The report adds that there was sometimes “a tendency for statements to simplify complex findings or to emphasise potential risks without also outlining possible benefits”.

The union also criticised the way the Cass Review had been implemented, including delays in setting up new NHS services.

Prof Strain said the government’s decision to ban puberty blockers was an “overreach”.



He said: “We are continuing to oppose a ban on puberty blockers for several reasons, not least because it is a threat to the autonomy of a doctor.

“We spend decades training on how to use drugs, and to have a political decision affecting the way we prescribe is wrong.”

He said “appropriately trained specialists” working within new NHS gender clinics should still be able to prescribe puberty blockers and gender-affirming hormones within a research framework.

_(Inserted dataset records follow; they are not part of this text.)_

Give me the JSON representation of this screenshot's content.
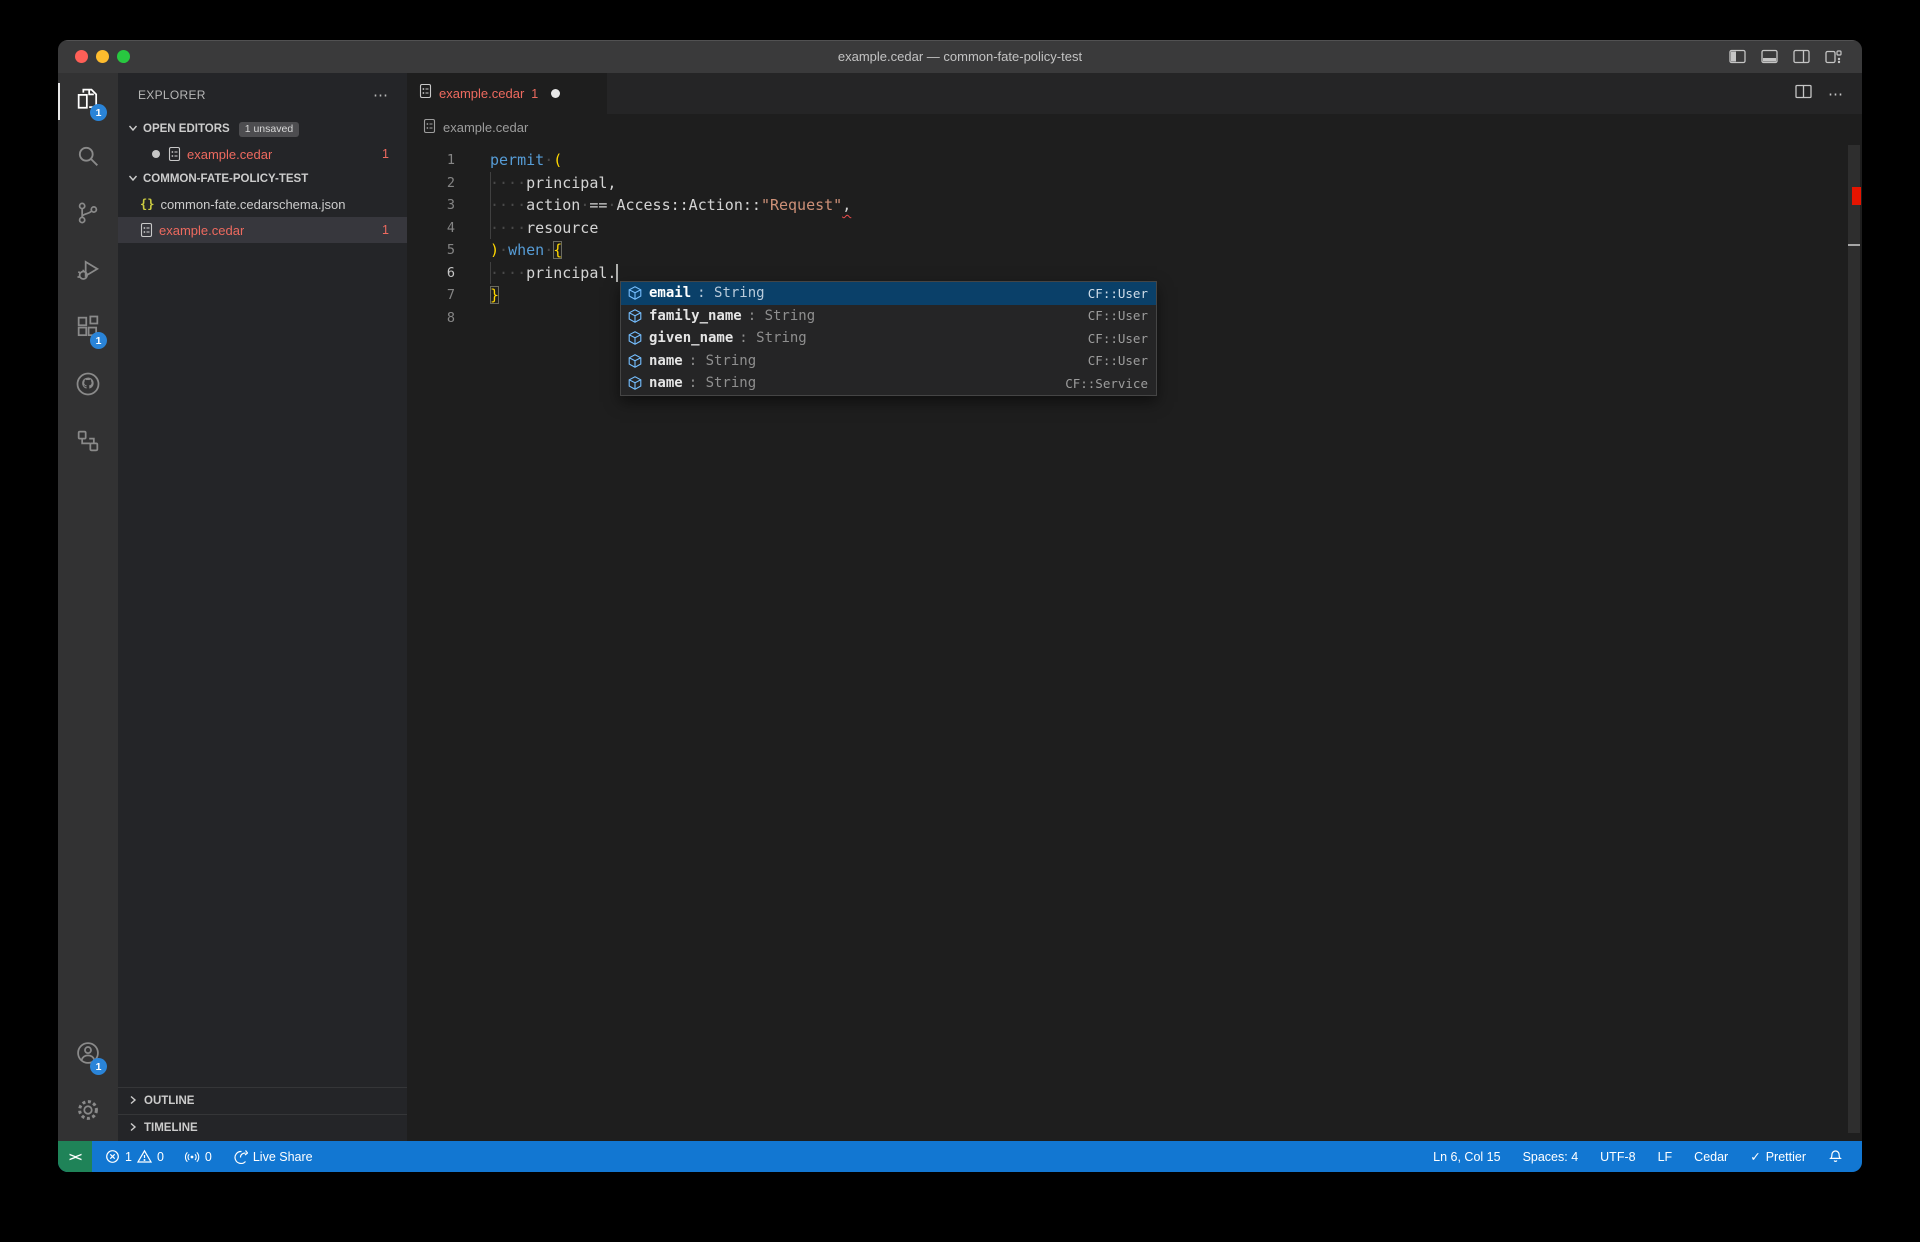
{
  "colors": {
    "statusbar-bg": "#1277d2",
    "remote-bg": "#1f8358",
    "badge-bg": "#2a84d8",
    "error-red": "#f14c4c",
    "file-error": "#ee6a5f",
    "keyword": "#569cd6",
    "string": "#ce9178",
    "bracket": "#ffd700",
    "suggest-selected": "#0a4069",
    "symbol-blue": "#75beff"
  },
  "icons": {
    "more": "⋯",
    "remote_glyph": "><",
    "check": "✓"
  },
  "window": {
    "title": "example.cedar — common-fate-policy-test"
  },
  "activity_bar": {
    "explorer_badge": "1",
    "extensions_badge": "1",
    "accounts_badge": "1"
  },
  "sidebar": {
    "title": "EXPLORER",
    "open_editors": {
      "label": "OPEN EDITORS",
      "badge": "1 unsaved",
      "items": [
        {
          "name": "example.cedar",
          "icon": "cedar",
          "error": "1",
          "modified": true
        }
      ]
    },
    "workspace": {
      "label": "COMMON-FATE-POLICY-TEST",
      "files": [
        {
          "name": "common-fate.cedarschema.json",
          "icon": "json"
        },
        {
          "name": "example.cedar",
          "icon": "cedar",
          "error": "1",
          "selected": true
        }
      ]
    },
    "outline_label": "OUTLINE",
    "timeline_label": "TIMELINE"
  },
  "editor": {
    "tab": {
      "label": "example.cedar",
      "error": "1"
    },
    "breadcrumb": "example.cedar",
    "lines": [
      {
        "num": "1",
        "tokens": [
          [
            "permit",
            "kw"
          ],
          [
            " ",
            "ws"
          ],
          [
            "(",
            "br"
          ]
        ]
      },
      {
        "num": "2",
        "indent_guide": true,
        "tokens": [
          [
            "    ",
            "ws"
          ],
          [
            "principal,",
            "pl"
          ]
        ]
      },
      {
        "num": "3",
        "indent_guide": true,
        "tokens": [
          [
            "    ",
            "ws"
          ],
          [
            "action",
            "pl"
          ],
          [
            " ",
            "ws"
          ],
          [
            "==",
            "pl"
          ],
          [
            " ",
            "ws"
          ],
          [
            "Access::Action::",
            "pl"
          ],
          [
            "\"Request\"",
            "str"
          ],
          [
            ",",
            "err"
          ]
        ]
      },
      {
        "num": "4",
        "indent_guide": true,
        "tokens": [
          [
            "    ",
            "ws"
          ],
          [
            "resource",
            "pl"
          ]
        ]
      },
      {
        "num": "5",
        "tokens": [
          [
            ")",
            "br"
          ],
          [
            " ",
            "ws"
          ],
          [
            "when",
            "kw"
          ],
          [
            " ",
            "ws"
          ],
          [
            "{",
            "brm"
          ]
        ]
      },
      {
        "num": "6",
        "active": true,
        "cursor": true,
        "indent_guide": true,
        "tokens": [
          [
            "    ",
            "ws"
          ],
          [
            "principal.",
            "pl"
          ]
        ]
      },
      {
        "num": "7",
        "tokens": [
          [
            "}",
            "brm"
          ]
        ]
      },
      {
        "num": "8",
        "tokens": []
      }
    ]
  },
  "suggest": {
    "items": [
      {
        "label": "email",
        "detail": ": String",
        "source": "CF::User",
        "selected": true
      },
      {
        "label": "family_name",
        "detail": ": String",
        "source": "CF::User"
      },
      {
        "label": "given_name",
        "detail": ": String",
        "source": "CF::User"
      },
      {
        "label": "name",
        "detail": ": String",
        "source": "CF::User"
      },
      {
        "label": "name",
        "detail": ": String",
        "source": "CF::Service"
      }
    ]
  },
  "status_bar": {
    "errors": "1",
    "warnings": "0",
    "ports": "0",
    "live_share": "Live Share",
    "cursor_position": "Ln 6, Col 15",
    "indentation": "Spaces: 4",
    "encoding": "UTF-8",
    "eol": "LF",
    "language": "Cedar",
    "formatter": "Prettier"
  }
}
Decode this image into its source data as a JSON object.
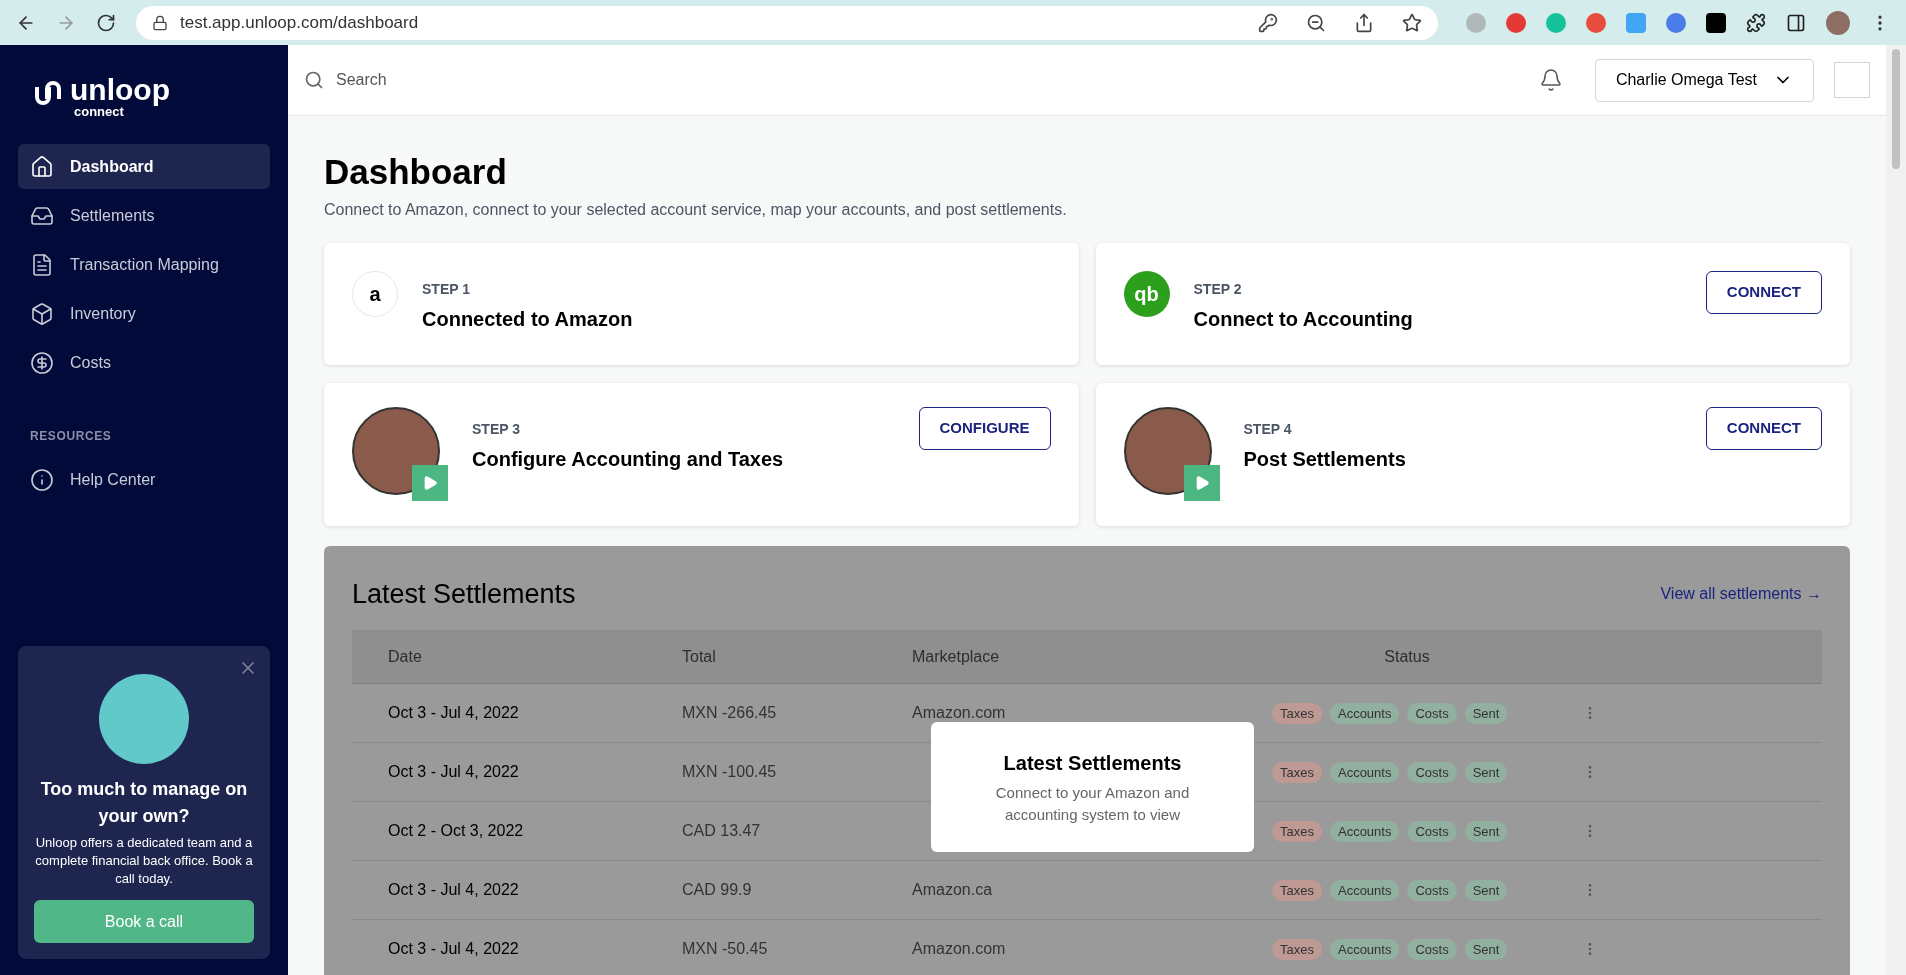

But he added: “We are not advocating that these drugs [puberty blockers] should be freely available.”


The BMA report reveals divisions within the union over puberty blockers.

A 12-member “task and finish group” spent almost two years examining the Cass findings.

According to the report, four members supported restrictions on puberty blockers because of their “known and plausible harms”.

Six supported continued NHS access and argued the Cass Review may “over-emphasis potential harms and under-represent reported benefits”.


Two members were neutral.

The report also includes criticism from some contributors to the Cass Review process, with concerns that transgender advocacy groups were engaged too late and that some participants did not feel fully represented in the final conclusions.

The publication of the BMA report is likely to reignite arguments over the treatment of children experiencing gender distress.